Ist islamisches Denken mit der Moderne vereinbar? Erlauben die islamischen Grundsätze einem arabischen Muslim, in einer modernen arabischen Gesellschaft zu leben, die von einem zivilen Staat geprägt ist? In einem Staat, in dem die Bürger die Achse der Gesellschaft bilden und in dem Meinungsfreiheit und Gleichheit elementare Werte sind? Widerspricht der Islam einer Gesellschaft, die von einer demokratisch gewählten Führung regiert wird, und in der alle Bürger gleichberechtigt sind, unabhängig von Hautfarbe, Rasse oder Konfession?

Der moderne demokratische Staat ist das gemeinsame Erbe vieler Kulturen, Religionen und philosophischer Theorien. Er ist kein exklusiv westliches Produkt, sondern das Produkt einer Akkumulation menschlicher Geisteskräfte, die derzeit ihren vorläufigen Höhepunkt in der westlichen Zivilisation erreicht haben.

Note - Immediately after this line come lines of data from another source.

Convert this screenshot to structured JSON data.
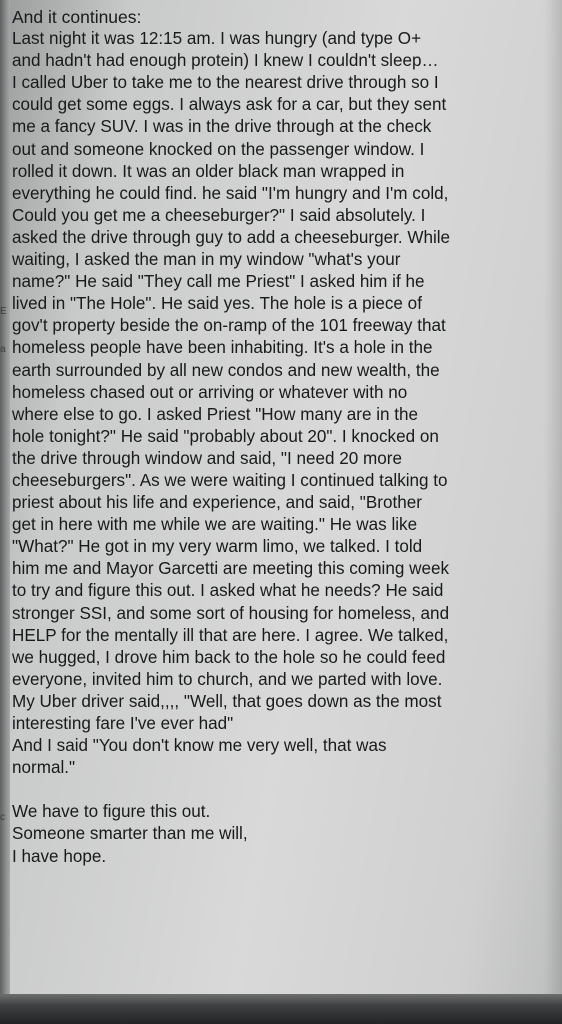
{
  "screen": {
    "edge_marks": [
      "a",
      "E",
      "c"
    ],
    "note": {
      "lines": [
        "And it continues:",
        "Last night it was 12:15 am. I was hungry (and type O+",
        "and hadn't had enough protein) I knew I couldn't sleep…",
        "I called Uber to take me to the nearest drive through so I",
        "could get some eggs. I always ask for a car, but they sent",
        "me a fancy SUV. I was in the drive through at the check",
        "out and someone knocked on the passenger window. I",
        "rolled it down. It was an older black man wrapped in",
        "everything he could find. he said \"I'm hungry and I'm cold,",
        "Could you get me a cheeseburger?\" I said absolutely. I",
        "asked the drive through guy to add a cheeseburger. While",
        "waiting, I asked the man in my window \"what's your",
        "name?\" He said \"They call me Priest\" I asked him if he",
        "lived in \"The Hole\". He said yes. The hole is a piece of",
        "gov't property beside the on-ramp of the 101 freeway that",
        "homeless people have been inhabiting. It's a hole in the",
        "earth surrounded by all new condos and new wealth, the",
        "homeless chased out or arriving or whatever with no",
        "where else to go. I asked Priest \"How many are in the",
        "hole tonight?\" He said \"probably about 20\". I knocked on",
        "the drive through window and said, \"I need 20 more",
        "cheeseburgers\". As we were waiting I continued talking to",
        "priest about his life and experience, and said, \"Brother",
        "get in here with me while we are waiting.\" He was like",
        "\"What?\" He got in my very warm limo, we talked. I told",
        "him me and Mayor Garcetti are meeting this coming week",
        "to try and figure this out. I asked what he needs? He said",
        "stronger SSI, and some sort of housing for homeless, and",
        "HELP for the mentally ill that are here. I agree. We talked,",
        "we hugged, I drove him back to the hole so he could feed",
        "everyone, invited him to church, and we parted with love.",
        "My Uber driver said,,,, \"Well, that goes down as the most",
        "interesting fare I've ever had\"",
        "And I said \"You don't know me very well, that was",
        "normal.\"",
        "",
        "We have to figure this out.",
        "Someone smarter than me will,",
        "I have hope."
      ]
    }
  }
}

Wie stehen wir Araber muslimischen Glaubens zu dieser Zivilisation? Spielt der Islam eine Rolle bei unserem Wunsch, einen Anschluß an die Moderne zu finden? Und wenn wir Islam sagen, welchen Islam meinen wir? Den offiziellen Islam undemokratischer Regime? Den politischen Islam? Den fundamentalistischen Islam? Oder den Islam, der im Herzen eines jeden Muslims keimt, der sich nach einer genuinen Reform und sozialer Gerechtigkeit sehnt?

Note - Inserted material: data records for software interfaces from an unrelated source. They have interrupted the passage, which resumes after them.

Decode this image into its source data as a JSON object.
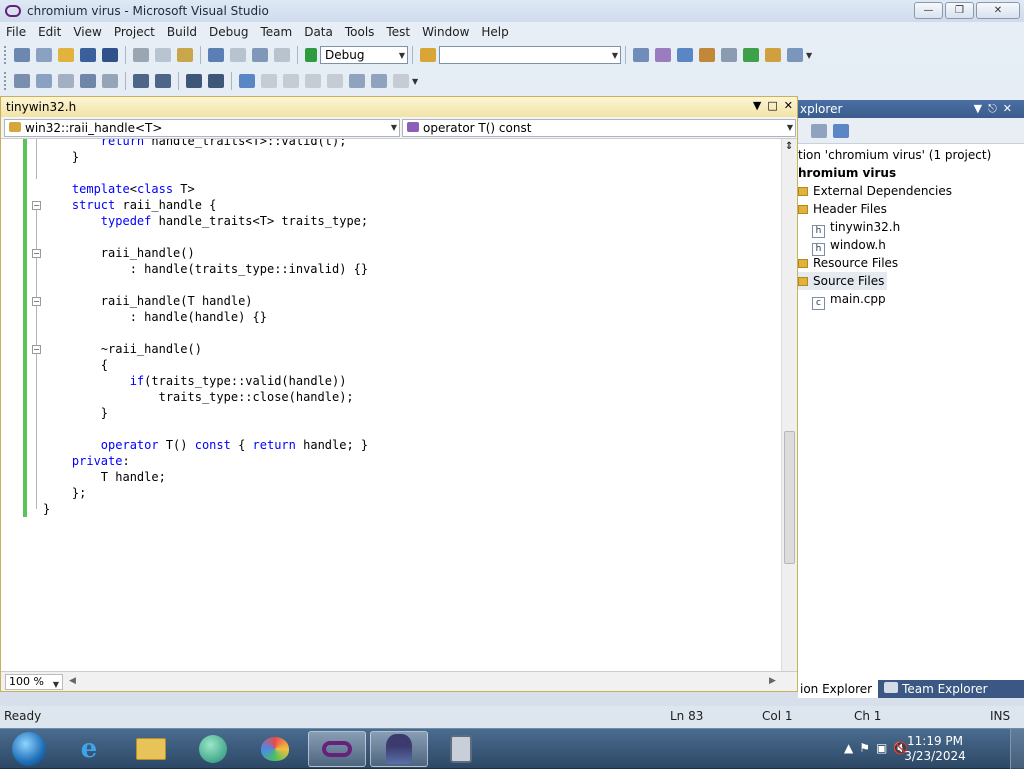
{
  "window": {
    "title": "chromium virus - Microsoft Visual Studio",
    "controls": [
      "minimize",
      "maximize",
      "close"
    ]
  },
  "menu": [
    "File",
    "Edit",
    "View",
    "Project",
    "Build",
    "Debug",
    "Team",
    "Data",
    "Tools",
    "Test",
    "Window",
    "Help"
  ],
  "toolbar": {
    "config": "Debug",
    "platform": ""
  },
  "editor": {
    "tab_title": "tinywin32.h",
    "nav_left": "win32::raii_handle<T>",
    "nav_right": "operator T() const",
    "zoom": "100 %",
    "code_lines": [
      "        return handle_traits<T>::valid(t);",
      "    }",
      "",
      "    template<class T>",
      "    struct raii_handle {",
      "        typedef handle_traits<T> traits_type;",
      "",
      "        raii_handle()",
      "            : handle(traits_type::invalid) {}",
      "",
      "        raii_handle(T handle)",
      "            : handle(handle) {}",
      "",
      "        ~raii_handle()",
      "        {",
      "            if(traits_type::valid(handle))",
      "                traits_type::close(handle);",
      "        }",
      "",
      "        operator T() const { return handle; }",
      "    private:",
      "        T handle;",
      "    };",
      "}"
    ]
  },
  "solution_explorer": {
    "title": "xplorer",
    "solution": "tion 'chromium virus' (1 project)",
    "project": "hromium virus",
    "items": [
      {
        "label": "External Dependencies",
        "type": "folder"
      },
      {
        "label": "Header Files",
        "type": "folder"
      },
      {
        "label": "tinywin32.h",
        "type": "header"
      },
      {
        "label": "window.h",
        "type": "header"
      },
      {
        "label": "Resource Files",
        "type": "folder"
      },
      {
        "label": "Source Files",
        "type": "folder"
      },
      {
        "label": "main.cpp",
        "type": "source"
      }
    ],
    "tabs": [
      "ion Explorer",
      "Team Explorer"
    ]
  },
  "status": {
    "text": "Ready",
    "line": "Ln 83",
    "col": "Col 1",
    "ch": "Ch 1",
    "mode": "INS"
  },
  "taskbar": {
    "apps": [
      "start-orb",
      "internet-explorer",
      "file-explorer",
      "media-app",
      "paint",
      "visual-studio",
      "spy-app",
      "calculator"
    ],
    "time": "11:19 PM",
    "date": "3/23/2024"
  },
  "colors": {
    "keyword": "#0000ff",
    "change_bar": "#5ac35a",
    "tool_window_title": "#3b5c8c",
    "editor_tab": "#f2e3a6"
  }
}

Heute benötigen wir mehr denn je einen Neubeginn der Aufklärungsbewegung, wie sie einst von Gamal ad-Din al-Afghani, Muhammad Abduh und al-Kawakibi vorangetrieben wurde. Uns fehlt ein revisionistischer Ansatz zur Neuinterpretation des islamischen Kulturerbes, uns fehlt eine kritische Haltung gegenüber tradierten Werten, die im Widerspruch zur Moderne stehen. Uns fehlt eine sachliche Neuschreibung der arabisch-islamischen Geschichte - nur durch eine allumfassende Neupositionierung können die letzten Schranken des Freien Denkens beseitigt werden. Wo sind die unabhängigen Reformer heute?

Nominierungen für den IBN RUSHD-Preis für Freies Denken 2005 werden ab sofort entgegengenommen. Dieses Jahr ist der Preis ausgeschrieben für

eine/n arabische/n Gelehrte/n des Islam,

der/die sich um eine grundlegende Reform des Islam und des islamischen Denkens bemüht, und sich so für eine Annäherung zwischen der islamischen Tradition und der Moderne einsetzt.

Kandidaten können bis zum 15. Mai 2005 nominiert werden.

 

Der IBN RUSHD-PREIS für Freies Denken wird in Berlin in Anwesenheit des Preisträgers Ende November feierlich verliehen. Zugleich wird so des arabischen Philosophen IBN RUSHD und seiner Ideen - insbesondere des freien Denkens - gedacht. Der Preis beträgt € 2.500. Der IBN RUSHD Fund übernimmt für den Preisträger den Flugpreis nach Berlin und zurück sowie die Aufenthaltskosten in Berlin für 2-3 Tage.

Jeder Interessierte kann von 01.03.05 bis 15.05.05 eine/einen Kandidaten/-in vorschlagen, den/die er für das diesjährige Thema der Preisausschreibung für geeignet hält. Der Kandidat sollte unmittelbar in der arabischen Welt wirken. Bitte nennen Sie Ihren Kandidaten schriftlich per Brief, Email oder Fax an unsere unten angegebene Adresse. Legen Sie eine Begründung und nach Möglichkeit einen kurzen Lebenslauf des Kandidaten bei.

Die Kandidatenliste wird an eine unabhängige Jury weitergeleitet, die daraus ihren Favoriten wählen und ihn oder sie dem Vorstand des Vereins empfehlen wird.